Documentary debuts during National Foster Care Month
With one in eight American children suffering a confirmed case of neglect or abuse by age 18, there are currently more than 400,000 children in foster care in the U.S., a number that continues to grow each year.
Drawing on unprecedented access, “Foster” explores the often-misunderstood world of foster care through compelling stories from the Los Angeles County Department of Children and Family Services, the largest county child welfare agency in the country. Mixing firsthand accounts of people navigating the system with insights from social workers, advocates and others, the film offers a realistic but hopeful perspective on a community that needs society’s support when it debuts Tuesday, May 7 (8:00-10:00 p.m. ET/PT), exclusively on HBO.
The documentary will also be available on HBO On Demand, HBO NOW, HBO GO and partners’ streaming platforms.
Producer Deborah Oppenheimer and writer-director Mark Jonathan Harris (HBO’s Oscar®-winning “Into the Arms of Strangers: Stories of the Kindertransport”) reunite to upend some of the most enduring myths about foster care, going beyond the stereotypes.
“Foster” visits courtrooms, foster homes, juvenile centers, hospitals and the neighborhoods of Los Angeles to tell moving stories of the foster care system in the United States.

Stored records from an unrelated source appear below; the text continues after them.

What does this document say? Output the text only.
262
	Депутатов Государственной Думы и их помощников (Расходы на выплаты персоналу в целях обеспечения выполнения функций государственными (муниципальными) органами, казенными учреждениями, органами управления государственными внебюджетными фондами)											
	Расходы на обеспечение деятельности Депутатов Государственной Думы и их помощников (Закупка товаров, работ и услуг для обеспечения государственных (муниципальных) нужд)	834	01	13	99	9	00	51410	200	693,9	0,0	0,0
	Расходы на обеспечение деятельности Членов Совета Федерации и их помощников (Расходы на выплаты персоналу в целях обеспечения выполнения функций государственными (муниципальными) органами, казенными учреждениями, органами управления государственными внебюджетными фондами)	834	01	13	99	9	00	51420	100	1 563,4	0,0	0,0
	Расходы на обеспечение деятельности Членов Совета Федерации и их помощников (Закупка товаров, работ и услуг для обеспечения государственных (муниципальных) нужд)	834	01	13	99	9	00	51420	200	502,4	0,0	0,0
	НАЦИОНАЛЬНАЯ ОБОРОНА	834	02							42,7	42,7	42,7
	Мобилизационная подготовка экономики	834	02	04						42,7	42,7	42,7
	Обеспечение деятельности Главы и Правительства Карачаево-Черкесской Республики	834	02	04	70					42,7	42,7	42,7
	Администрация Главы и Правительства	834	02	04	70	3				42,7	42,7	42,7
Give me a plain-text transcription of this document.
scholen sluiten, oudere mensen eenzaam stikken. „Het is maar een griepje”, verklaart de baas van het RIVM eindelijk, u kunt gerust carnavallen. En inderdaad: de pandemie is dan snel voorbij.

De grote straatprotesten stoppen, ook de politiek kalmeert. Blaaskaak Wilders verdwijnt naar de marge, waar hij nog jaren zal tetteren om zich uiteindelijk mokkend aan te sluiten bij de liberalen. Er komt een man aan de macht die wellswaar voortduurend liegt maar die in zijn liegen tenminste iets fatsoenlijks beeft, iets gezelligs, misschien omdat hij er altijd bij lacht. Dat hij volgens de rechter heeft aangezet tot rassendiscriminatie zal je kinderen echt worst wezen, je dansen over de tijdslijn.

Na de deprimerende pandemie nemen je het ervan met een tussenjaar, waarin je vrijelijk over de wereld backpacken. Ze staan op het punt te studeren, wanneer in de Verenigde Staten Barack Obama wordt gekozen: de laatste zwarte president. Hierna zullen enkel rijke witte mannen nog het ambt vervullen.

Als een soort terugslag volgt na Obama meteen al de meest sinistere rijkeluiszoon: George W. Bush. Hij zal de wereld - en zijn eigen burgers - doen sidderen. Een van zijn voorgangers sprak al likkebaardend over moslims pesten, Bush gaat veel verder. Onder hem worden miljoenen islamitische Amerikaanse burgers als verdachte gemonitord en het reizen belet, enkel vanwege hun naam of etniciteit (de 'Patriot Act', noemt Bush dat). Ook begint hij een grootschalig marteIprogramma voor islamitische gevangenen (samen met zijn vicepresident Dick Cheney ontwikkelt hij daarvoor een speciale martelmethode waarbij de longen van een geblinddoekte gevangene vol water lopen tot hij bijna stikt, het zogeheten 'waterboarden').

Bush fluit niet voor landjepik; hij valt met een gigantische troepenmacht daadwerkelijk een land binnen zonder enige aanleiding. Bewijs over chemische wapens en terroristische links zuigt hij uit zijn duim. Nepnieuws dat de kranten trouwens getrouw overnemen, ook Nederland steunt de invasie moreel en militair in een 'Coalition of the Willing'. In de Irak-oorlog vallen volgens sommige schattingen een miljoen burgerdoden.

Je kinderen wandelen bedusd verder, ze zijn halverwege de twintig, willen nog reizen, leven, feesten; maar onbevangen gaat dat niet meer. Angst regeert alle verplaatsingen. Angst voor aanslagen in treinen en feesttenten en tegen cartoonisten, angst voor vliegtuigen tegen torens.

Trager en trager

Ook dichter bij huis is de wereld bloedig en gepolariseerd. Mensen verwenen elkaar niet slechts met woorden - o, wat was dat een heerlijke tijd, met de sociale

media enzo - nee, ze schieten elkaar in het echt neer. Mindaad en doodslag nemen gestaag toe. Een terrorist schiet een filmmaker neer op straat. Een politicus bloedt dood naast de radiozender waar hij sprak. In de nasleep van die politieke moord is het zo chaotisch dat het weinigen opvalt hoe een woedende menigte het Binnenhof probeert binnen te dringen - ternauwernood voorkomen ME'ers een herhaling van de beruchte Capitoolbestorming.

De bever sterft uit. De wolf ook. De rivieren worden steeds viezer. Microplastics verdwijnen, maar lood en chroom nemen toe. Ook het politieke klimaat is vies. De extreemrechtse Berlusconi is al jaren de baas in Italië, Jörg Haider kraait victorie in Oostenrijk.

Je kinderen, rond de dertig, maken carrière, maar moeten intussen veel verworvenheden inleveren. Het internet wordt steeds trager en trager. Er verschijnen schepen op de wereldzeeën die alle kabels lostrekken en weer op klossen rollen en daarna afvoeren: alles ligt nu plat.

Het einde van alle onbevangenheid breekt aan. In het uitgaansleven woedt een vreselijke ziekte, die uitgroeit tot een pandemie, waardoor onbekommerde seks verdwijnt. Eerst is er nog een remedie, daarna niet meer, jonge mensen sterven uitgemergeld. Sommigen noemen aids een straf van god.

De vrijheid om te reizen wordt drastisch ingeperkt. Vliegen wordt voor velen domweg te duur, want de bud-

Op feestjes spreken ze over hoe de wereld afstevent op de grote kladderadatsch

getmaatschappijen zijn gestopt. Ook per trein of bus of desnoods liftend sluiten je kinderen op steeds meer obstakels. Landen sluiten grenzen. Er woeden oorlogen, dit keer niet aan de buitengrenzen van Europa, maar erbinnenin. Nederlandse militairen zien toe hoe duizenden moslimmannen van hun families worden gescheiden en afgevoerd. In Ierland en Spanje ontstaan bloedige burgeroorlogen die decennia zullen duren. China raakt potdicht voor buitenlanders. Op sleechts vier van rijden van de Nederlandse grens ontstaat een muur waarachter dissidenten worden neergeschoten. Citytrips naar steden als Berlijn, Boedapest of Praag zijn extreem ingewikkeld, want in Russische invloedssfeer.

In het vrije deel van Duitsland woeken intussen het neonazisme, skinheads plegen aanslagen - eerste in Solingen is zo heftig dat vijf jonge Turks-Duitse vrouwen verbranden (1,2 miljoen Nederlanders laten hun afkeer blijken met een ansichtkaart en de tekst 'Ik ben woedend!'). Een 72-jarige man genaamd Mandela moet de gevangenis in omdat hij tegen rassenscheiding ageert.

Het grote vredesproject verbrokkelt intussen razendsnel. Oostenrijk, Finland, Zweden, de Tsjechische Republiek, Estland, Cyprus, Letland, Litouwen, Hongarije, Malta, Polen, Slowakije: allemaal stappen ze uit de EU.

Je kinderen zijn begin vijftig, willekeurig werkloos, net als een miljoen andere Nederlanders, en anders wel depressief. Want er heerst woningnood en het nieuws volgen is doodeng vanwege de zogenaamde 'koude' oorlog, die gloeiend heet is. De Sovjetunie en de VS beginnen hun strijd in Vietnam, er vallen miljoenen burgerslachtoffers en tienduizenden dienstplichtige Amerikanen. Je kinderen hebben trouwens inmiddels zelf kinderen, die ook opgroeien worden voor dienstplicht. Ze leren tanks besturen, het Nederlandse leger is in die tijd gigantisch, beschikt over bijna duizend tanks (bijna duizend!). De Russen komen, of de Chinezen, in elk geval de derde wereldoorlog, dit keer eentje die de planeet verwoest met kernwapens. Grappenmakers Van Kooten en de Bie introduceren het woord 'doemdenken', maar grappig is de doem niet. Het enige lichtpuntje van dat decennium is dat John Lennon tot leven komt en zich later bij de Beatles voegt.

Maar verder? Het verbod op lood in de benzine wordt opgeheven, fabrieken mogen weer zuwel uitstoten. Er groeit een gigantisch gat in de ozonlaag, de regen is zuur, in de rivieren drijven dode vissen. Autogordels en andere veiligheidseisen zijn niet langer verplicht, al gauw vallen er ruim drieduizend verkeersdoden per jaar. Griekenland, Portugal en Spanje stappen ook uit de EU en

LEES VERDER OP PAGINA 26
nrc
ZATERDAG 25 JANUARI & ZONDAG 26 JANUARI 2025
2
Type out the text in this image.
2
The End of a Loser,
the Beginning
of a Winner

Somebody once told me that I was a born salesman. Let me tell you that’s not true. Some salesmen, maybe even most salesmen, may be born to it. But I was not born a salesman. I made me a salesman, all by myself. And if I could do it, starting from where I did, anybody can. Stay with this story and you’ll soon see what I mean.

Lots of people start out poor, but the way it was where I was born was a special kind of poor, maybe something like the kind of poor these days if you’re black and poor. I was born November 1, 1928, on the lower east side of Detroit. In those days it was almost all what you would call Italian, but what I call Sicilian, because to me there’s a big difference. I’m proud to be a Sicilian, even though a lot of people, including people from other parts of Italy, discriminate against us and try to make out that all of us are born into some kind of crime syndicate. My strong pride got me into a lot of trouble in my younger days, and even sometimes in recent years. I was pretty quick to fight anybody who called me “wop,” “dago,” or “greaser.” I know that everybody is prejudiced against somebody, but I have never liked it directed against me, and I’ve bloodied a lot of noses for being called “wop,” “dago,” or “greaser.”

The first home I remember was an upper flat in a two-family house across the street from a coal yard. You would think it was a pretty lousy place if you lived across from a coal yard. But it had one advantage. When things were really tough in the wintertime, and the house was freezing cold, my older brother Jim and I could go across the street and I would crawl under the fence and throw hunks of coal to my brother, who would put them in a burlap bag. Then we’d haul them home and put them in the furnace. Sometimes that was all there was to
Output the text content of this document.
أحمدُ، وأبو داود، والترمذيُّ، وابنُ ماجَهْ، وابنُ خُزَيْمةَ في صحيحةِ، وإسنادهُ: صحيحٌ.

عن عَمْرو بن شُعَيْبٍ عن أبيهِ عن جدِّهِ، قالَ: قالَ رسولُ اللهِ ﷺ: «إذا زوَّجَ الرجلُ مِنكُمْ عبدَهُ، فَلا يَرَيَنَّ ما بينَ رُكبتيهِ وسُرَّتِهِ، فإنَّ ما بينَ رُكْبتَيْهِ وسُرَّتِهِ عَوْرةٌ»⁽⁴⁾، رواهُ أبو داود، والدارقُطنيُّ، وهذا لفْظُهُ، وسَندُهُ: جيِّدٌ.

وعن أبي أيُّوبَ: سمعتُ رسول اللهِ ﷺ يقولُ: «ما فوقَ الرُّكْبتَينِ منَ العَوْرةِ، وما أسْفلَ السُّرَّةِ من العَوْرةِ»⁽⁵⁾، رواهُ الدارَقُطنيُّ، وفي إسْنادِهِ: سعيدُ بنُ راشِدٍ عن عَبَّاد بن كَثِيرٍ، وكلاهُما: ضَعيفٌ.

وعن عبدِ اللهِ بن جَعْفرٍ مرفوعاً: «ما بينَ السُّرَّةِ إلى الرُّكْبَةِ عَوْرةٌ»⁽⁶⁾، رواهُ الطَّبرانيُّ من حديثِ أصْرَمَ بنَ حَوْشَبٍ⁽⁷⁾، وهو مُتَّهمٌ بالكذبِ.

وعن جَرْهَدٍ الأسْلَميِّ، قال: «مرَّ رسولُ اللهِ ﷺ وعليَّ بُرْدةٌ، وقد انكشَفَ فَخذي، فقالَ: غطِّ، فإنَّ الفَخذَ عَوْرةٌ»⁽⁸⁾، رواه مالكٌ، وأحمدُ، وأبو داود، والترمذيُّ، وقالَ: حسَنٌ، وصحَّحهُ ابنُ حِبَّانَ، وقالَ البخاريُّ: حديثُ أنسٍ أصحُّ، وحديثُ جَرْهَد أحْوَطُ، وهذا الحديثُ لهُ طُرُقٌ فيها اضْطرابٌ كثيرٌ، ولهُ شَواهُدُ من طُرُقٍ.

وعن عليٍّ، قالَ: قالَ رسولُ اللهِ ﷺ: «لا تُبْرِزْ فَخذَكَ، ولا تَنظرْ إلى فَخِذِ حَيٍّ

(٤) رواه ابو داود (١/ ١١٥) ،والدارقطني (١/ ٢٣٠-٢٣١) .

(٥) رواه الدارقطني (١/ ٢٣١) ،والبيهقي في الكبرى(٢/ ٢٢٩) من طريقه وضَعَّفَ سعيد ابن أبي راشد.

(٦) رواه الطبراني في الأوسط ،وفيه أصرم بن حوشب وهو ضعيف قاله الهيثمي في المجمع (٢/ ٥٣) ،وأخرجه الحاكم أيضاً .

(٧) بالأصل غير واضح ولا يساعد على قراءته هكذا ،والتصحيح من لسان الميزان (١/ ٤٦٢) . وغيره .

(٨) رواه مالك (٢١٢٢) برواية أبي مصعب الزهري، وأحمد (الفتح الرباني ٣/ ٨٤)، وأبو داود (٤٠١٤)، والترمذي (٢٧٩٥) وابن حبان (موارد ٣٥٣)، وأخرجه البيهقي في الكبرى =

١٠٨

One literally begins in the cradle, focusing on an infant born to a mother who tests positive for cocaine at the child’s birth.
Elsewhere, the documentary features the accounts of: a teenager who entered the system through tragic circumstances and is on probation for a typical adolescent act that might not have been prosecuted in the case of someone from an intact home; a young woman transitioning to college and independence, who has lived in more homes than she can remember; a former foster child who has overcome her painful past to become a powerful advocate for children; and a foster mother who has provided support to more than 100 children.
In conjunction with the debut of “Foster”, Participant Media is launching a social impact campaign, including a ten-state screening tour of the film, that is intended to bring individuals, organizations, corporations and government agencies together to change perceptions of foster youth from “those children” to “OUR children,” and to accelerate solutions aimed at helping children and families to thrive.